Dynamical systems proof that $ f(t)$ is less than or equal to $g(t)$

Suppose that $f'(t) \le F(f(t),t)$ where $F$ is continuously differentiable. If $g(t)$ is a solution to the equation $g'(t) = F(g(t),t)$ and $g(a) = f(a)$, then prove that $f(t) \le g(t)$ for all $t \ge a$

Solution 1:

The ODE $y'(t)=F(y(t),t)$ has a parametrized general solution or flow $\phi(t;t_0,x_0)$. The exact solution of the claim is thus obtained as $g(t)=\phi(t;a,f(a))$. Further properties of the flow are \begin{align} \text{ODE: } && \partial_1\phi(t;t_0,x_0)&=F(\phi(t;t_0,x_0),t),\\ \text{composition: } && \phi(t;t_0,x_0)&=\phi(t;s,\phi(s;t_0,x_0)),\\ \text{$s$-derivative: } && 0&=\partial_2\phi(t;s,\phi(s;t_0,x_0))+\partial_3\phi(t;s,\phi(s;t_0,x_0))F(\phi(s;t_0,x_0),s),\\ \text{set $s=t_0$: } && \partial_2\phi(t;t_0,x_0)&=-\partial_3\phi(t;t_0,x_0)F(x_0,t_0). \end{align} where $\partial_k\phi$ is the partial derivative for the $k$th argument.

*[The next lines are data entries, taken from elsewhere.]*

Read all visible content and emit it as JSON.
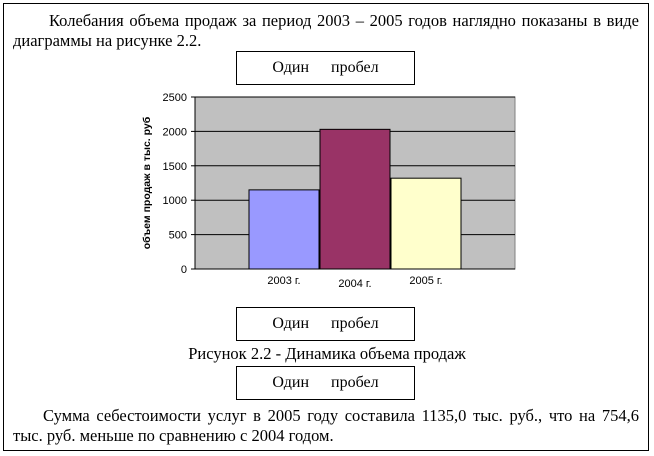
{
  "paragraph_top": "Колебания объема продаж за период 2003 – 2005  годов наглядно показаны в виде диаграммы на рисунке 2.2.",
  "spacer_label": "Один пробел",
  "caption": "Рисунок 2.2 - Динамика объема продаж",
  "paragraph_bottom": "Сумма себестоимости  услуг в 2005 году составила 1135,0 тыс. руб., что на 754,6  тыс. руб. меньше по сравнению с 2004 годом.",
  "colors": {
    "bar_2003": "#9999FF",
    "bar_2004": "#993366",
    "bar_2005": "#FFFFCC",
    "plot_bg": "#C0C0C0"
  },
  "chart_data": {
    "type": "bar",
    "categories": [
      "2003 г.",
      "2004 г.",
      "2005 г."
    ],
    "values": [
      1150,
      2030,
      1320
    ],
    "ylabel": "объем продаж в тыс. руб",
    "ylim": [
      0,
      2500
    ],
    "yticks": [
      "0",
      "500",
      "1000",
      "1500",
      "2000",
      "2500"
    ],
    "grid": true,
    "legend": "none"
  }
}
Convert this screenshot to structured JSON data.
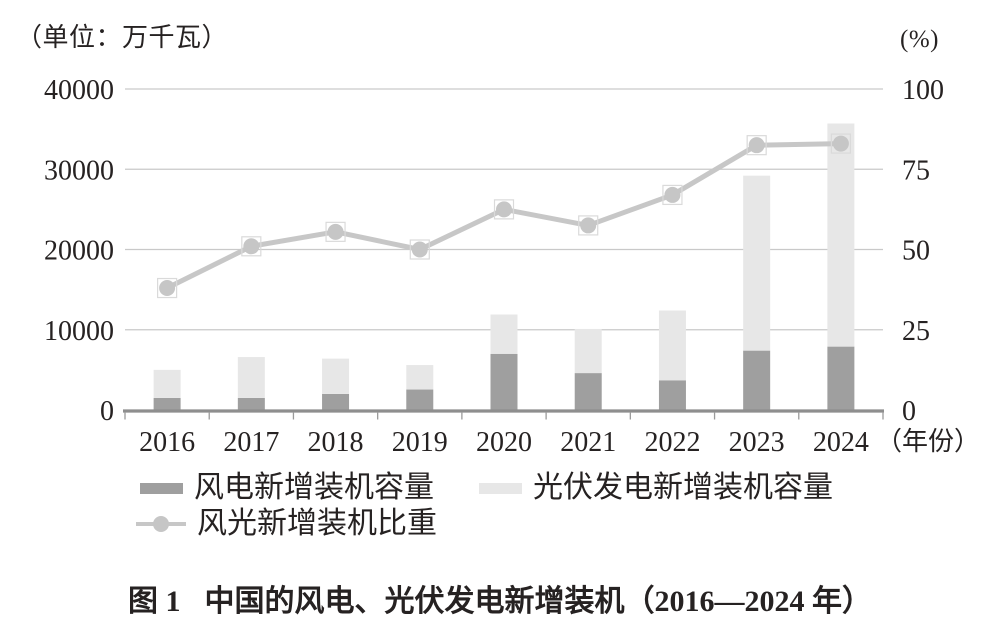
{
  "figure": {
    "caption_number": "图 1",
    "caption_title": "中国的风电、光伏发电新增装机（2016—2024 年）"
  },
  "colors": {
    "text": "#262222",
    "axis_line": "#8e8e8e",
    "gridline": "#c9c9c9",
    "x_tick": "#9a9a9a",
    "marker_outline": "#dadada"
  },
  "chart_data": {
    "type": "combo: stacked bar + line",
    "categories": [
      "2016",
      "2017",
      "2018",
      "2019",
      "2020",
      "2021",
      "2022",
      "2023",
      "2024"
    ],
    "series": [
      {
        "name": "风电新增装机容量",
        "type": "bar",
        "stack": "new-install",
        "axis": "left",
        "color": "#9f9f9f",
        "values": [
          1500,
          1500,
          2000,
          2550,
          7000,
          4600,
          3700,
          7400,
          7900
        ]
      },
      {
        "name": "光伏发电新增装机容量",
        "type": "bar",
        "stack": "new-install",
        "axis": "left",
        "color": "#e7e7e7",
        "values": [
          3500,
          5100,
          4400,
          3050,
          4900,
          5500,
          8700,
          21800,
          27800
        ]
      },
      {
        "name": "风光新增装机比重",
        "type": "line",
        "axis": "right",
        "color": "#c7c7c7",
        "marker_color": "#c6c6c6",
        "values": [
          38,
          51,
          55.5,
          50,
          62.5,
          57.5,
          67,
          82.5,
          83
        ]
      }
    ],
    "left_axis": {
      "unit_label": "（单位：万千瓦）",
      "ticks": [
        40000,
        30000,
        20000,
        10000,
        0
      ],
      "min": 0,
      "max": 40000
    },
    "right_axis": {
      "unit_label": "(%)",
      "ticks": [
        100,
        75,
        50,
        25,
        0
      ],
      "min": 0,
      "max": 100
    },
    "x_axis": {
      "suffix_label": "（年份）"
    },
    "grid": "horizontal gridlines only",
    "legend_position": "bottom-left, two rows"
  }
}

Lemma: $\phi$ is monotonously increasing in its third argument, if $x_0<y_0$ then $\phi(t;t_0,x_0)<\phi(t;t_0,y_0)$ for all times.

Prf.: If solutions start at different values at the same time, then their curves can not cross, as at the crossing point they would be solutions of the same IVP and thus identical by the uniqueness theorem.

Cor.: Thus $\partial_3\phi(t;t_0,x_0)\ge 0$.

Now consider $$ h(t)=\phi(a;t,f(t)) $$ which projects back the graph of $f$ along the flow trajectories of $F$ to the initial values at $t=a$. Then \begin{align} h'(t)&=\partial_2\phi(a;t,f(t))+\partial_3\phi(a;t,f(t))f'(t) \\ &=\partial_3\phi(a;t,f(t))[-F(f(t),t)+f'(t)] \\ &\le 0 \end{align}

Thus because of $h(a)=f(a)$ we get $h(t)\le h(a)=f(a)$ for $t\ge a$ and in the grand conclusion $$ f(t)=\phi(t;a,h(t))\le \phi(t;a,f(a))=g(t), $$ as was claimed.